Carers: Pay

(asked on 4th September 2017) - View Source

Question to the Department of Health and Social Care:

To ask the Secretary of State for Health, what steps his Department has taken to ensure that social care providers can pay their staff rates above those set for the national minimum wage (a) generally and (b) for sleep-in shift arrangements.


Answered by
Jackie Doyle-Price Portrait
Jackie Doyle-Price
This question was answered on 12th September 2017

The National Minimum Wage is the legal minimum employers must pay their workers. The Government is committed to creating an economy that works for everyone, and ensuring workers are paid fairly. It is the responsibility of all employers to pay the correct minimum wage to their staff, and HM Revenue and Customs takes enforcement action against those who do not.

The Government has received many representations from social care providers about the implications of being required to pay penalties or arrears relating to underpayment of the National Minimum Wage. The Government will waive the financial penalties faced by employers who are found to have underpaid their workers for “sleep-in” shifts. The waiver is to apply to any arrears of pay resulting from “sleep-in” shifts that took place before 26 July 2017.

The Government will continue to work with representatives of the social care sector to see how it might be possible to minimise any impact on provision of social care as a result of this situation.

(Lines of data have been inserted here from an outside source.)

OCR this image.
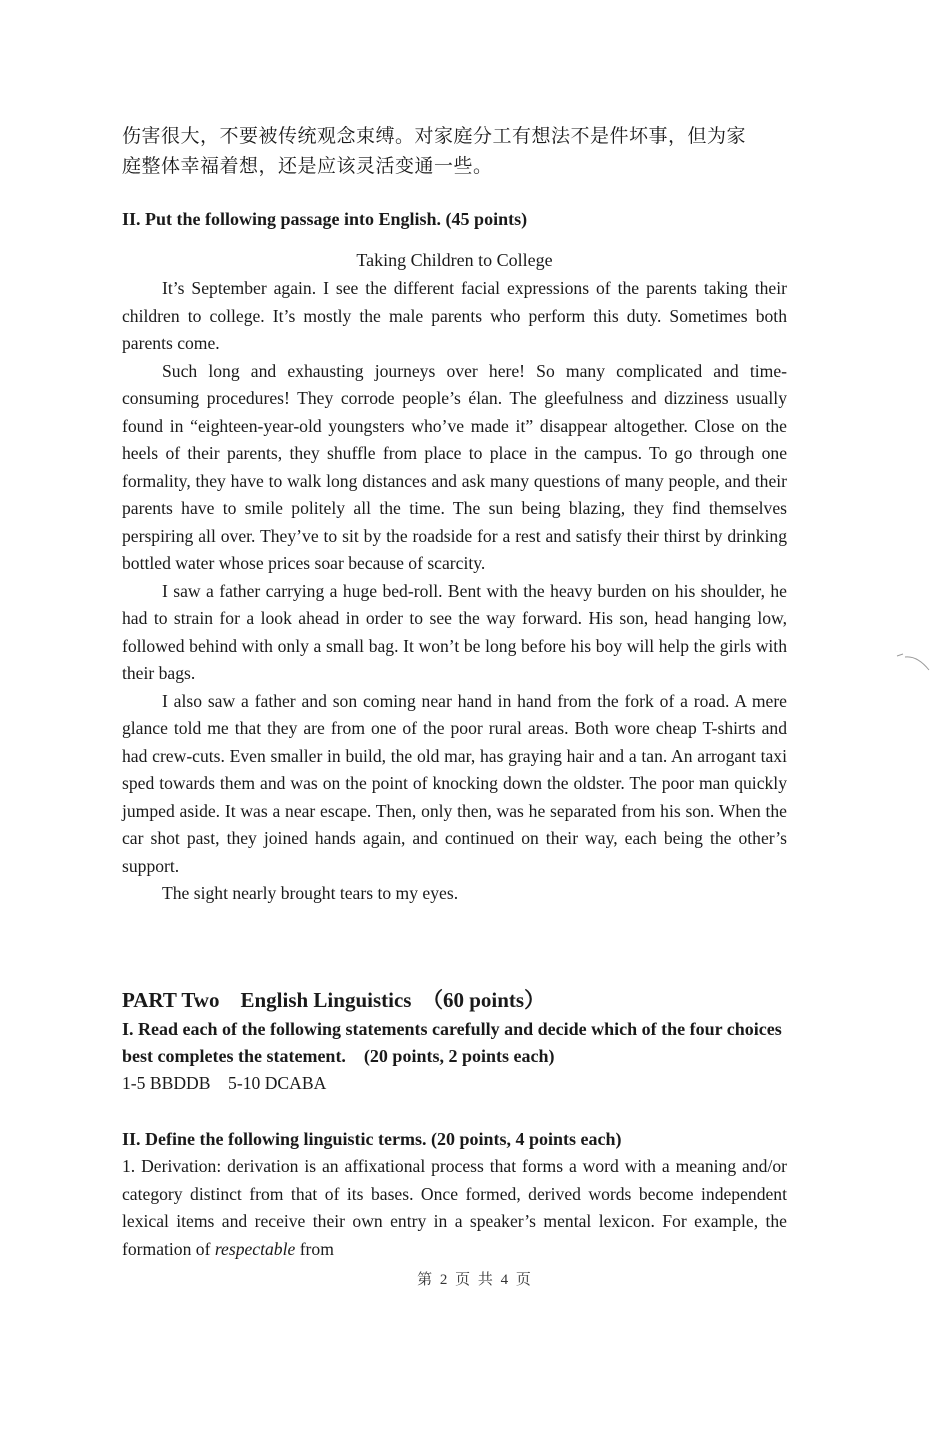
伤害很大，不要被传统观念束缚。对家庭分工有想法不是件坏事，但为家

庭整体幸福着想，还是应该灵活变通一些。

II. Put the following passage into English. (45 points)

Taking Children to College

It’s September again. I see the different facial expressions of the parents taking their children to college. It’s mostly the male parents who perform this duty. Sometimes both parents come.

Such long and exhausting journeys over here! So many complicated and time-consuming procedures! They corrode people’s élan. The gleefulness and dizziness usually found in “eighteen-year-old youngsters who’ve made it” disappear altogether. Close on the heels of their parents, they shuffle from place to place in the campus. To go through one formality, they have to walk long distances and ask many questions of many people, and their parents have to smile politely all the time. The sun being blazing, they find themselves perspiring all over. They’ve to sit by the roadside for a rest and satisfy their thirst by drinking bottled water whose prices soar because of scarcity.

I saw a father carrying a huge bed-roll. Bent with the heavy burden on his shoulder, he had to strain for a look ahead in order to see the way forward. His son, head hanging low, followed behind with only a small bag. It won’t be long before his boy will help the girls with their bags.

I also saw a father and son coming near hand in hand from the fork of a road. A mere glance told me that they are from one of the poor rural areas. Both wore cheap T-shirts and had crew-cuts. Even smaller in build, the old mar, has graying hair and a tan. An arrogant taxi sped towards them and was on the point of knocking down the oldster. The poor man quickly jumped aside. It was a near escape. Then, only then, was he separated from his son. When the car shot past, they joined hands again, and continued on their way, each being the other’s support.

The sight nearly brought tears to my eyes.

PART Two　English Linguistics　（60 points）

I. Read each of the following statements carefully and decide which of the four choices best completes the statement.　(20 points, 2 points each)

1-5 BBDDB　5-10 DCABA

II. Define the following linguistic terms. (20 points, 4 points each)

1. Derivation: derivation is an affixational process that forms a word with a meaning and/or category distinct from that of its bases. Once formed, derived words become independent lexical items and receive their own entry in a speaker’s mental lexicon. For example, the formation of respectable from

第 2 页 共 4 页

To allow this work to take place before deadlines of arrears of wages are enforced, the Government has adopted a policy of temporarily suspending enforcement activity of “sleep-in” shifts. This suspension will apply until 2 October 2017.

The stability of the social care sector is a key Government priority. Consequently, at the Spring Budget the Government announced that it was providing an additional £2 billion to councils in England for social care, including £1 billion this year.